Most of us know that the cost of food around the world is rising; you can read about it here.
But how are we affected in the North Bay?
A couple of days ago, I was chatting with Joe Imwalle of Imwalle Gardens (685 West Third St., Santa Rosa) and he brought up the subject.
Imwalle Gardens is really four businesses. There’s the retail store, the wholesale business, the nursery and the farm. In addition to growing vegetable starts and a number of annual crops, Joe also buys produce from both local farms and wholesale markets in San Francisco and Sacramento. He quotes prices like other people recite the names of their children.
In the last two weeks, prices have skyrocketed, he explains. Zucchini that was $12 a case went up to $42 a case. Celery, also $12 a couple of weeks ago, has gone up to $47. Tomatoes and peppers have tripled in price and the cost of lettuce has doubled. Limes that went for $10 a box around Christmas are now $66 a box; they cost more than lemons at this point.
There are several reasons for these increases. Cold temperatures in growing regions–Mexico, New Mexico and Arizona–have destroyed many crops. A virus hit many lettuce fields and they’ve been plowed under. The price of limes always increases at this time of year, though this year is the highest price Joe’s seen and the quality is poor, with hard fruit with little if any juice.

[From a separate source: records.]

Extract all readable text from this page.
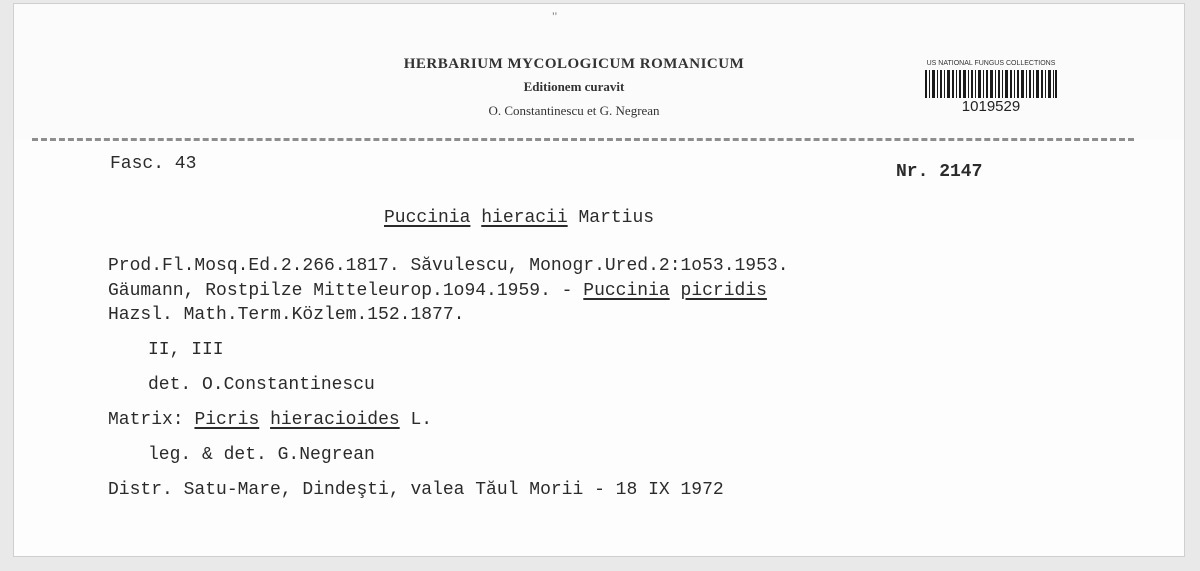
’’
HERBARIUM MYCOLOGICUM ROMANICUM
Editionem curavit
O. Constantinescu et G. Negrean
US NATIONAL FUNGUS COLLECTIONS
1019529
Fasc. 43	Nr. 2147
Puccinia hieracii Martius
Prod.Fl.Mosq.Ed.2.266.1817. Săvulescu, Monogr.Ured.2:1o53.1953.
Gäumann, Rostpilze Mitteleurop.1o94.1959. - Puccinia picridis
Hazsl. Math.Term.Közlem.152.1877.
II, III
det. O.Constantinescu
Matrix: Picris hieracioides L.
leg. & det. G.Negrean
Distr. Satu-Mare, Dindeşti, valea Tăul Morii - 18 IX 1972
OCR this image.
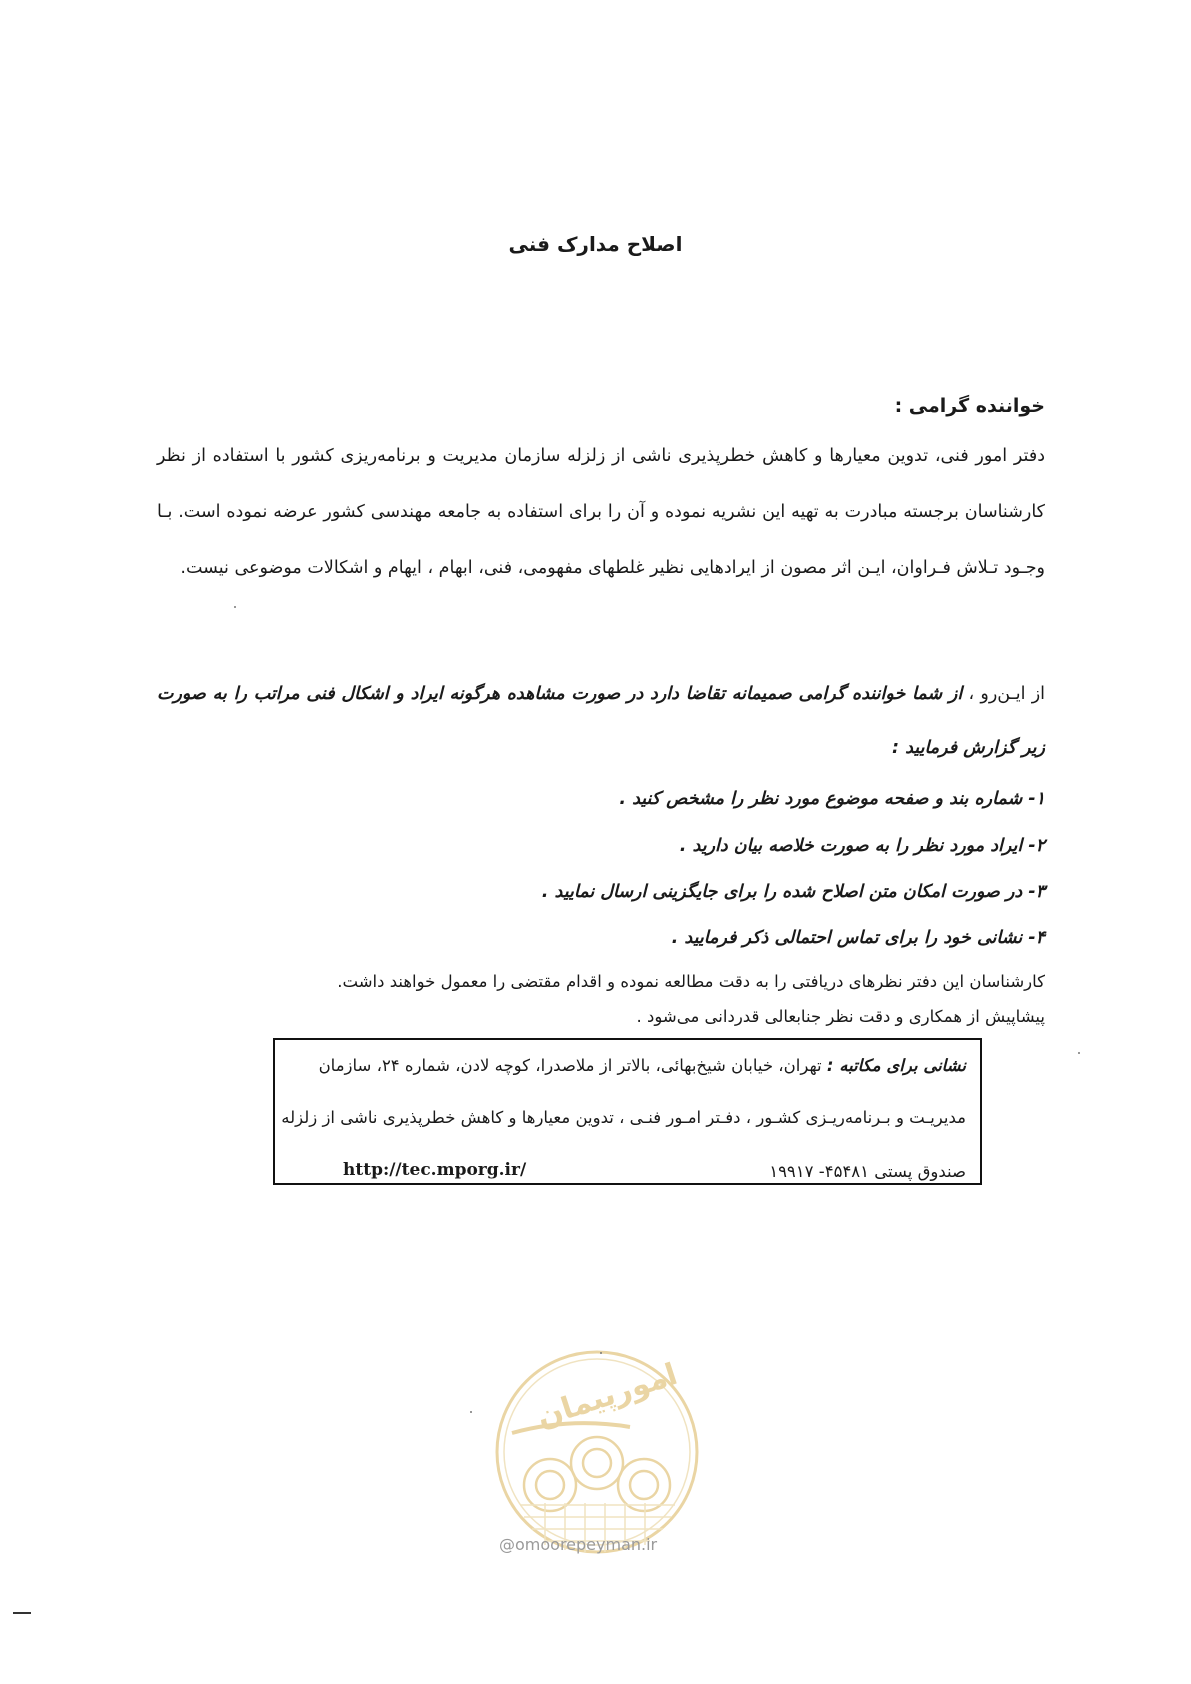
اصلاح مدارک فنی
خواننده گرامی :
دفتر امور فنی، تدوین معیارها و کاهش خطرپذیری ناشی از زلزله سازمان مدیریت و برنامه‌ریزی کشور با استفاده از نظر کارشناسان برجسته مبادرت به تهیه این نشریه نموده و آن را برای استفاده به جامعه مهندسی کشور عرضه نموده است. بـا وجـود تـلاش فـراوان، ایـن اثر مصون از ایرادهایی نظیر غلطهای مفهومی، فنی، ابهام ، ایهام و اشکالات موضوعی نیست.
از ایـن‌رو ، از شما خواننده گرامی صمیمانه تقاضا دارد در صورت مشاهده هرگونه ایراد و اشکال فنی مراتب را به صورت زیر گزارش فرمایید :
۱- شماره بند و صفحه موضوع مورد نظر را مشخص کنید .
۲- ایراد مورد نظر را به صورت خلاصه بیان دارید .
۳- در صورت امکان متن اصلاح شده را برای جایگزینی ارسال نمایید .
۴- نشانی خود را برای تماس احتمالی ذکر فرمایید .
کارشناسان این دفتر نظرهای دریافتی را به دقت مطالعه نموده و اقدام مقتضی را معمول خواهند داشت.
پیشاپیش از همکاری و دقت نظر جنابعالی قدردانی می‌شود .
نشانی برای مکاتبه : تهران، خیابان شیخ‌بهائی، بالاتر از ملاصدرا، کوچه لادن، شماره ۲۴، سازمان
مدیریـت و بـرنامه‌ریـزی کشـور ، دفـتر امـور فنـی ، تدوین معیارها و کاهش خطرپذیری ناشی از زلزله
صندوق پستی ۴۵۴۸۱- ۱۹۹۱۷
http://tec.mporg.ir/
امورپیمان
@omoorepeyman.ir
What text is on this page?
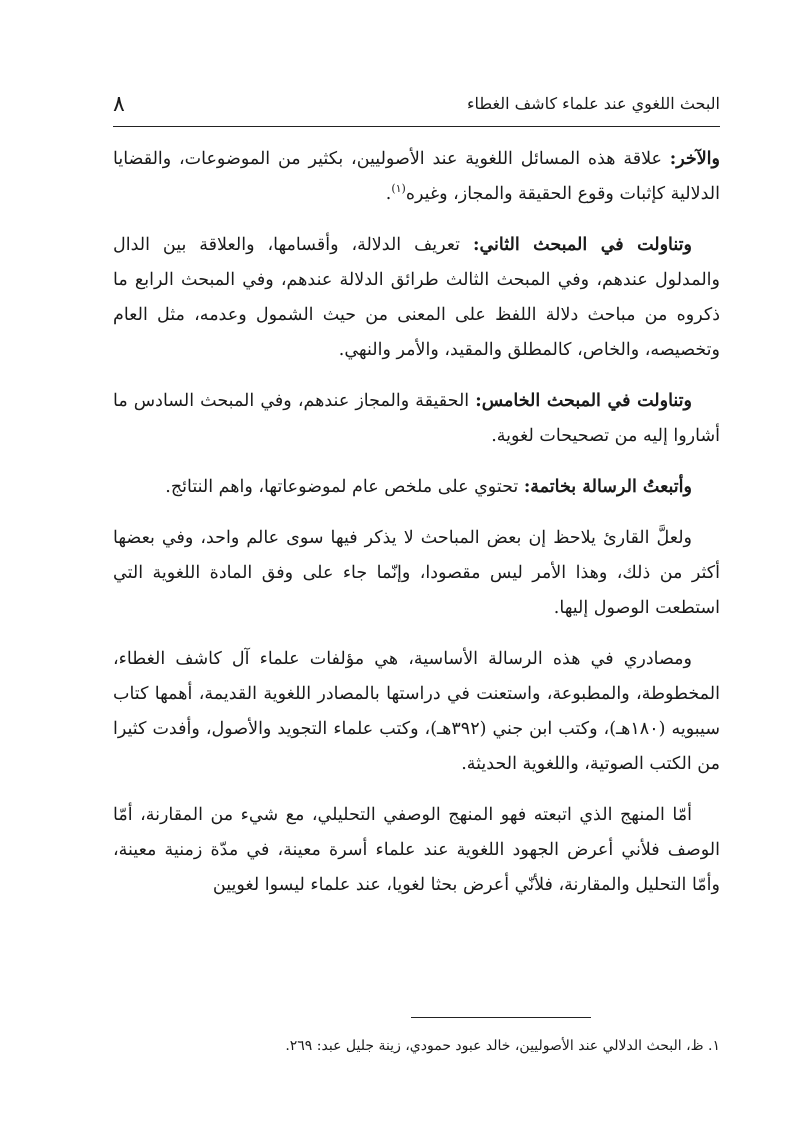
البحث اللغوي عند علماء كاشف الغطاء
٨

والآخر: علاقة هذه المسائل اللغوية عند الأصوليين، بكثير من الموضوعات، والقضايا الدلالية كإثبات وقوع الحقيقة والمجاز، وغيره$^{(١)}$.

وتناولت في المبحث الثاني: تعريف الدلالة، وأقسامها، والعلاقة بين الدال والمدلول عندهم، وفي المبحث الثالث طرائق الدلالة عندهم، وفي المبحث الرابع ما ذكروه من مباحث دلالة اللفظ على المعنى من حيث الشمول وعدمه، مثل العام وتخصيصه، والخاص، كالمطلق والمقيد، والأمر والنهي.

وتناولت في المبحث الخامس: الحقيقة والمجاز عندهم، وفي المبحث السادس ما أشاروا إليه من تصحيحات لغوية.

وأتبعتُ الرسالة بخاتمة: تحتوي على ملخص عام لموضوعاتها، واهم النتائج.

ولعلَّ القارئ يلاحظ إن بعض المباحث لا يذكر فيها سوى عالم واحد، وفي بعضها أكثر من ذلك، وهذا الأمر ليس مقصودا، وإنّما جاء على وفق المادة اللغوية التي استطعت الوصول إليها.

ومصادري في هذه الرسالة الأساسية، هي مؤلفات علماء آل كاشف الغطاء، المخطوطة، والمطبوعة، واستعنت في دراستها بالمصادر اللغوية القديمة، أهمها كتاب سيبويه (١٨٠هـ)، وكتب ابن جني (٣٩٢هـ)، وكتب علماء التجويد والأصول، وأفدت كثيرا من الكتب الصوتية، واللغوية الحديثة.

أمّا المنهج الذي اتبعته فهو المنهج الوصفي التحليلي، مع شيء من المقارنة، أمّا الوصف فلأني أعرض الجهود اللغوية عند علماء أسرة معينة، في مدّة زمنية معينة، وأمّا التحليل والمقارنة، فلأنّي أعرض بحثا لغويا، عند علماء ليسوا لغويين

١. ظ، البحث الدلالي عند الأصوليين، خالد عبود حمودي، زينة جليل عبد: ٢٦٩.
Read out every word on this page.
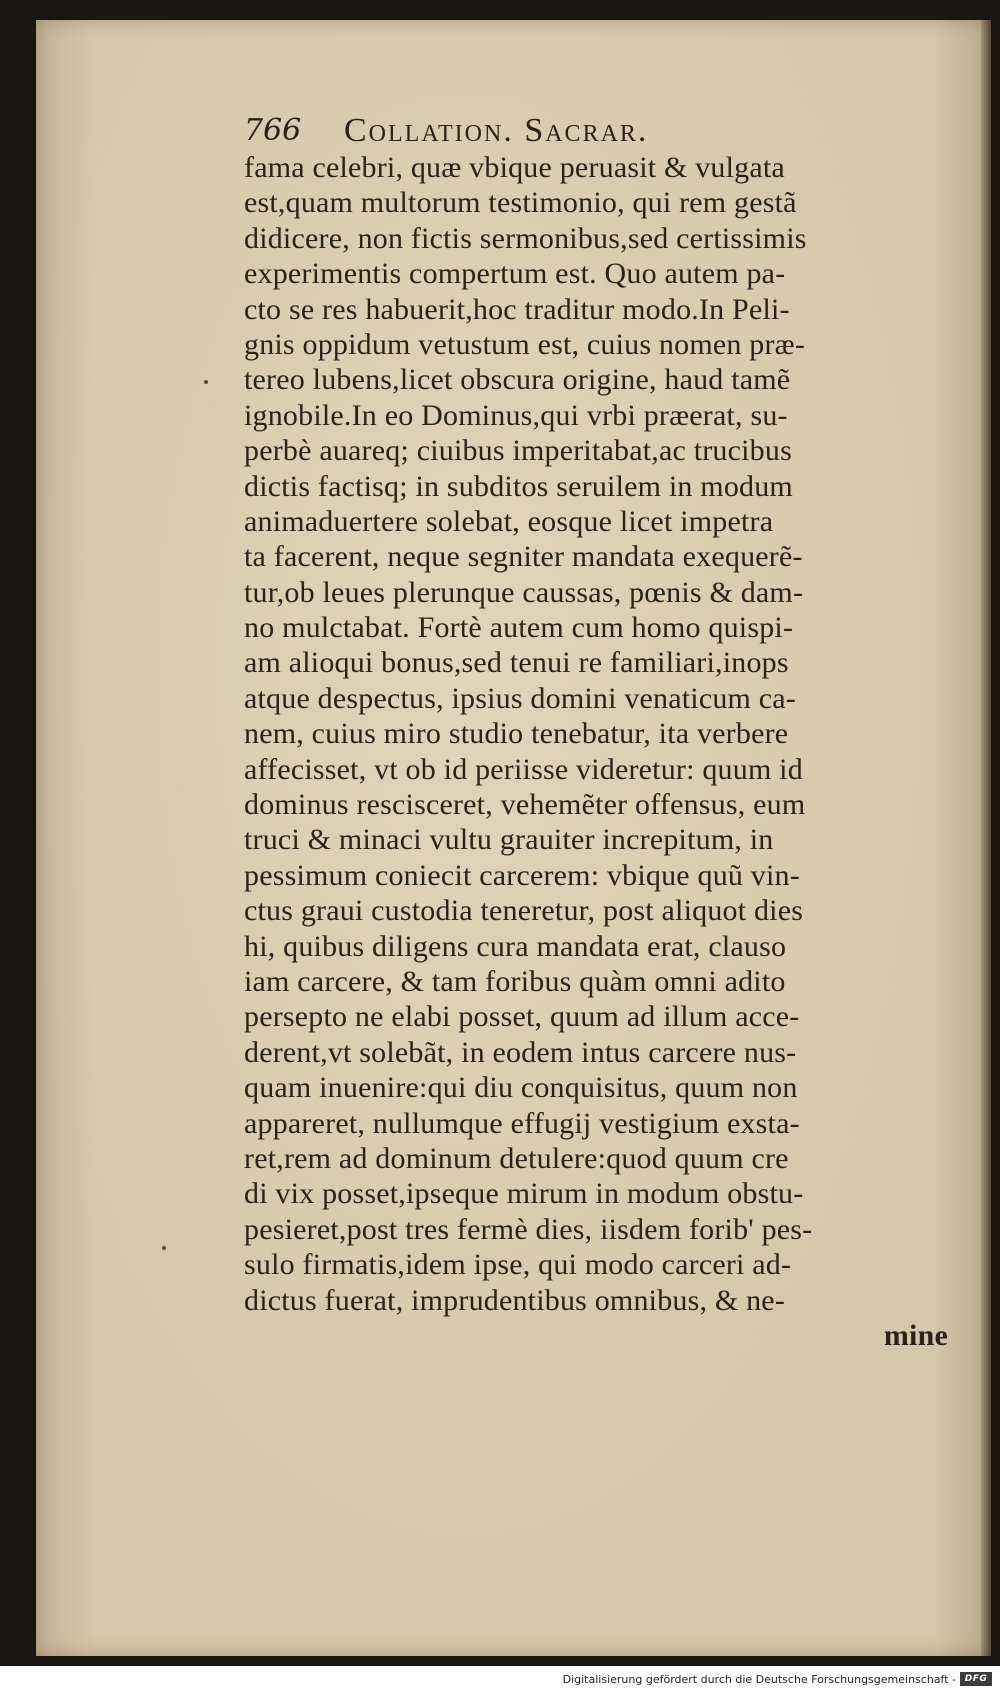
766 Collation. Sacrar.
fama celebri, quæ vbique peruasit & vulgata
est,quam multorum testimonio, qui rem gestã
didicere, non fictis sermonibus,sed certissimis
experimentis compertum est. Quo autem pa-
cto se res habuerit,hoc traditur modo.In Peli-
gnis oppidum vetustum est, cuius nomen præ-
tereo lubens,licet obscura origine, haud tamẽ
ignobile.In eo Dominus,qui vrbi præerat, su-
perbè auareq; ciuibus imperitabat,ac trucibus
dictis factisq; in subditos seruilem in modum
animaduertere solebat, eosque licet impetra
ta facerent, neque segniter mandata exequerẽ-
tur,ob leues plerunque caussas, pœnis & dam-
no mulctabat. Fortè autem cum homo quispi-
am alioqui bonus,sed tenui re familiari,inops
atque despectus, ipsius domini venaticum ca-
nem, cuius miro studio tenebatur, ita verbere
affecisset, vt ob id periisse videretur: quum id
dominus rescisceret, vehemẽter offensus, eum
truci & minaci vultu grauiter increpitum, in
pessimum coniecit carcerem: vbique quũ vin-
ctus graui custodia teneretur, post aliquot dies
hi, quibus diligens cura mandata erat, clauso
iam carcere, & tam foribus quàm omni adito
persepto ne elabi posset, quum ad illum acce-
derent,vt solebãt, in eodem intus carcere nus-
quam inuenire:qui diu conquisitus, quum non
appareret, nullumque effugij vestigium exsta-
ret,rem ad dominum detulere:quod quum cre
di vix posset,ipseque mirum in modum obstu-
pesieret,post tres fermè dies, iisdem forib' pes-
sulo firmatis,idem ipse, qui modo carceri ad-
dictus fuerat, imprudentibus omnibus, & ne-
mine
Digitalisierung gefördert durch die Deutsche Forschungsgemeinschaft - DFG
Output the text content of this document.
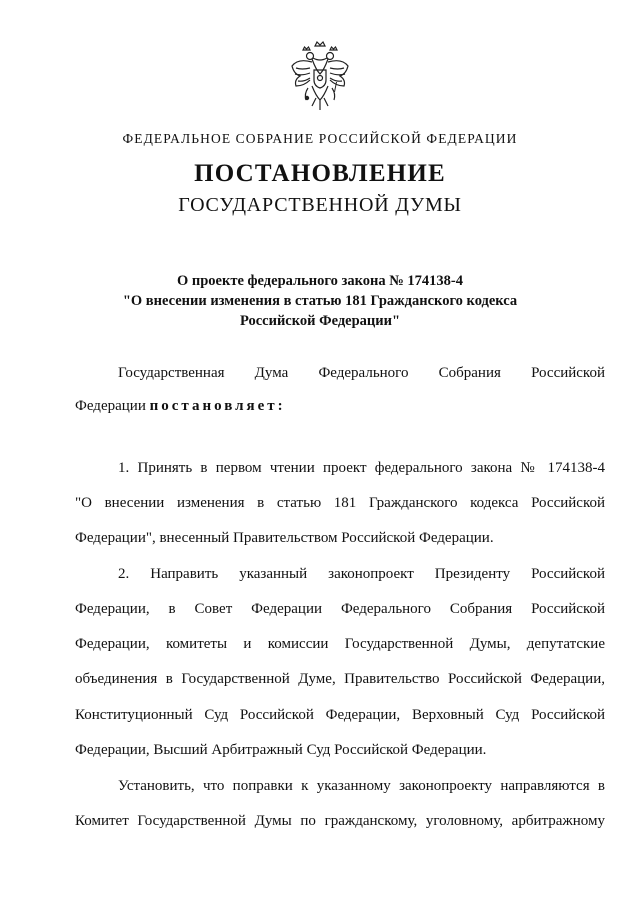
ФЕДЕРАЛЬНОЕ СОБРАНИЕ РОССИЙСКОЙ ФЕДЕРАЦИИ
ПОСТАНОВЛЕНИЕ
ГОСУДАРСТВЕННОЙ ДУМЫ
О проекте федерального закона № 174138-4
"О внесении изменения в статью 181 Гражданского кодекса
Российской Федерации"
Государственная Дума Федерального Собрания Российской
Федерации постановляет:
1. Принять в первом чтении проект федерального закона № 174138-4
"О внесении изменения в статью 181 Гражданского кодекса Российской
Федерации", внесенный Правительством Российской Федерации.
2. Направить указанный законопроект Президенту Российской
Федерации, в Совет Федерации Федерального Собрания Российской
Федерации, комитеты и комиссии Государственной Думы, депутатские
объединения в Государственной Думе, Правительство Российской Федерации,
Конституционный Суд Российской Федерации, Верховный Суд Российской
Федерации, Высший Арбитражный Суд Российской Федерации.
Установить, что поправки к указанному законопроекту направляются в
Комитет Государственной Думы по гражданскому, уголовному, арбитражному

If you eat seasonally and locally, you may not have noticed these price increases. None of the affected crops are in season now in northern California and if you buy most of your vegetables at a farmers market, as I do, you may be oblivious to the increases. It is one of the many benefits of eating a locally-based diet. Zucchini, tomatoes and peppers are summer foods. Now is time for root vegetables, artichokes and asparagus, which are all reasonably priced right now. At Imwalle’s, artichokes were 79 cents each. They were beautiful, in that ugly way of frost-kissed artichokes, which are the most delicious, with the best texture.
If you find it hard to keep all the news about food, its prices, its sources and its controversies in mind, there’s an easy and obvious solution. Eat as close to home as possible by shopping at farmers markets and subscribing to a CSA. It’s the most economical way to go, the healthiest and the most delicious.